Hence why I didn't include it. There's a dozen ways out from there, all of them reasonably priced and of reasonable ridership to alleviate Red Line congestion at the end, but none of them that are of high importance.

Also, I start to get nervous extending any line out from there too far. You quickly start looping back on yourself over absurdly long dispatch distances if you send D or E out there, which you have to if you want to maintain branches as traffic separated.

As I said, that's just too many northern branches. And that's a bad thing if the extras exert any destabilizing effect on a load-bearing branch like the Urban Ring segments. Or Medford, for that matter...that one's got insane potential to completely blow its projections out of the water and require more service. And you can't do much more than is already going up. Lechmere is a pretty snug fit across the street, so there isn't a turnback until Brattle Loop. The problem with having crossing-heavy branches added to the 2 grade separated GLX's and the 2 very nearly grade separated Ring routes is that if one of these extra builds stubs its toes in crossing traffic in Malden it's already started dragging the rest down for several stops before it ever gets the chance to dump out at Brattle.

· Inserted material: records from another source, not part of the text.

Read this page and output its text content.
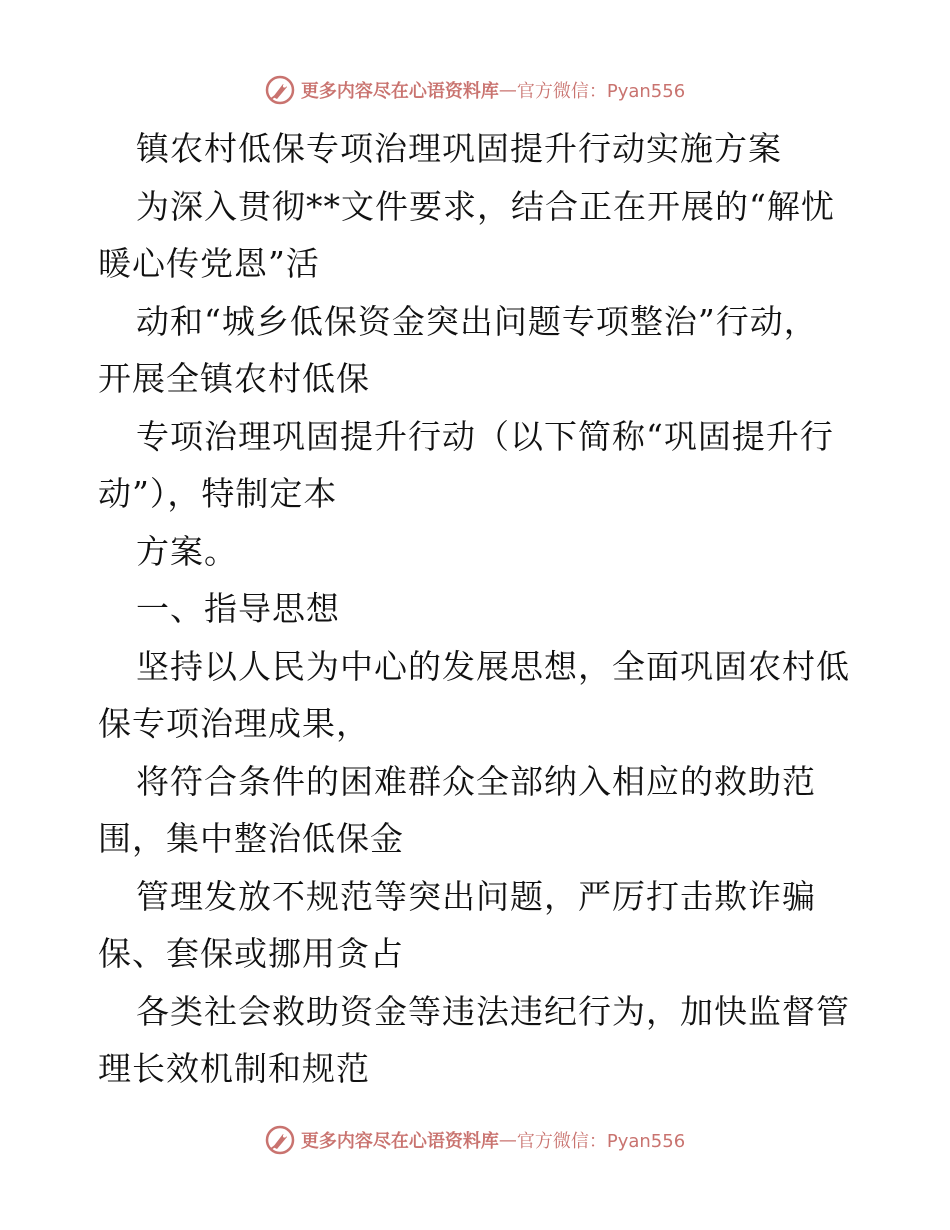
更多内容尽在心语资料库 — 官方微信：Pyan556
镇农村低保专项治理巩固提升行动实施方案
为深入贯彻**文件要求，结合正在开展的“解忧
暖心传党恩”活
动和“城乡低保资金突出问题专项整治”行动，
开展全镇农村低保
专项治理巩固提升行动（以下简称“巩固提升行
动”），特制定本
方案。
一、指导思想
坚持以人民为中心的发展思想，全面巩固农村低
保专项治理成果，
将符合条件的困难群众全部纳入相应的救助范
围，集中整治低保金
管理发放不规范等突出问题，严厉打击欺诈骗
保、套保或挪用贪占
各类社会救助资金等违法违纪行为，加快监督管
理长效机制和规范
更多内容尽在心语资料库 — 官方微信：Pyan556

And that's doubly ungood for whatever other branches are running at much denser frequencies when they get tripped up (like two 3-min. headway 3-car trains becoming late because of a 6-min. headway 2-car train, and relative numbers of riders impacted).

I absolutely agree that keeping completely traffic-separated branches apart from non-separated branches is critical, but I don't see any way to really do that unless we're limiting ourselves to two northside branches for all time (or biting the bullet and picking out new downtown tunnel locations. An alternative is to send all of the Urban Ring/Malden branches down the Grand Junction, but I don't think that riders there are going to love needing to make odd transfers to get downtown.